Presented by the Insurance Services Practice Group

Consumer Fraud: It’s Not a Matter of Intent in Pennsylvania Anymore

On February 17, 2021, a 4-3 majority of the Supreme Court of Pennsylvania handed down its decision in Gregg v. Ameriprise Financial, Inc., et al., holding that a strict liability standard would be applied to claims brought under the “catch-all” provision of the Unfair Trade Practices Consumer Protection Law (UTPCPL). The decision likely has far-reaching consequences for insurers, insurance brokers, financial advisors and real estate brokers, any of whom may now find themselves exposed to liability for conduct that has the potential to deceive without a showing of state of mind or intent.

Gregg arose from purported misrepresentations by a broker/financial advisor for Ameriprise to his clients, the Greggs, regarding the purchase of life insurance policies and, more specifically, the manner in which monies the Greggs contributed would be used to fund their account. By way of oversimplification, instead of doing what he told the Greggs he would do in conjunction with funding the policies and the Greggs’ accounts, the broker performed different transactions, which increased the commissions he was paid.

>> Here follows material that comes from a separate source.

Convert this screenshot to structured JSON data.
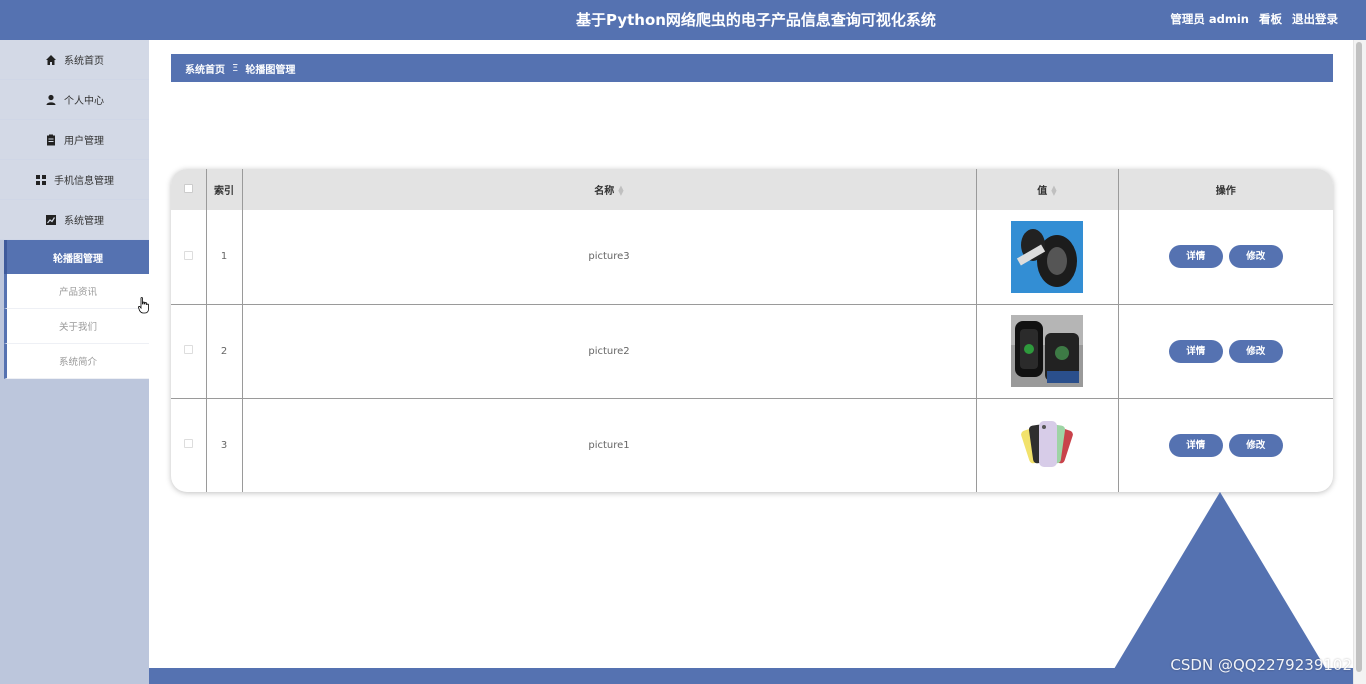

After learning that Ameriprise was the subject of a class action claim involving some of its other clients, the Greggs sued their insurance broker/financial advisor and Ameriprise for negligent misrepresentation, fraudulent misrepresentation, violation of the catch-all provision of UTPCPL, breach of fiduciary duty and negligent supervision. Subsequent to the dismissal of some of the claims, the jury found in favor of Ameriprise on the fraudulent and negligent misrepresentation counts. However, the Greggs prevailed on the UTPCPL claim. Ameriprise appealed to the Pennsylvania Superior Court, and ultimately to the Pennsylvania Supreme Court, contending that a finding that it violated the UTPCPL was precluded by the jury’s finding in its favor on the fraud and misrepresentation claims.

The trial court disagreed with Ameriprise’s contention, noting that, while claims of fraud and negligent misrepresentation require findings of a defendant’s state of mind (intent to deceive) or negligence, respectively, claims under the UTPCPL “catch-all” provision required no such state of mind determination. The Superior Court agreed.

In its recent opinion, Supreme Court affirmed the rulings below and found that an actor’s state of mind is immaterial under the plain statutory language of the “catch-all” provision of the UTPCPL, which was amended in 1996 to include liability for both “fraudulent or deceptive conduct which creates a likelihood of confusion or misunderstanding.” The key issue for the Supreme Court was the legislature’s addition of the word “deceptive” in the “catch-all” clause, so that liability was no longer moored to a requirement that fraud needed to be shown in order to trigger liability under the statute.

In examining what the word “deceptive” means in this context, the Supreme Court held that the statute imposes “liability upon commercial vendors who engage in conduct that has the potential to deceive and which creates a likelihood of confusion or misunderstanding.” Simply put, the focus moving forward on claims under the “catch-all” provision will be on words and actions that have the tendency or capacity to deceive, as opposed to whether the actor has the intent to deceive.

In disagreeing with the majority’s construction of the statute, the three-justice dissent focused upon the absence of any language indicating a legislative intent to impose strict liability under the “catch-all” provision of the UTPCPL. Additionally, the dissenters noted that reading the “fraudulent” prong of the “catch-all” clause to require a showing of intent, while reading the “deceptive” prong to be a strict liability provision requiring no state of mind in order to impose liability, was nonsensical. Instead, the minority suggested that the legislature’s addition of the word “deceptive” into the “catch-all” provision was intended to create a negligence standard that would be applicable in the situation where a “vendor is aware, or should be aware, that his statements are capable of being interpreted in a misleading way by a consumer, regardless of the vendor’s belief regarding the truth or falsity of the statements.”

Gregg, thus, holds that, moving forward, a claim for “deceptive conduct during a consumer transaction that creates a likelihood of confusion or misunderstanding … upon which the consumer relies to his or her financial detriment does not depend upon the actor’s state of mind.” How courts will apply this new standard, particularly in the context of the historical divide between claims for “misfeasance” (an improper performance of a contractual obligation), which are actionable under the UTPCPL, and “nonfeasance” (the failure to perform a contractual duty), which are not actionable, will be just one of many fertile areas of litigation.

With all of the above in mind, it is critical that, at minimum, businesses adopt clear, comprehensive, and accurate disclosures capable of consumer comprehension and understanding in order to combat against the anticipated widening of liability under the court’s adoption of a “strict liability” standard for UTPCPL “catch-all” claims.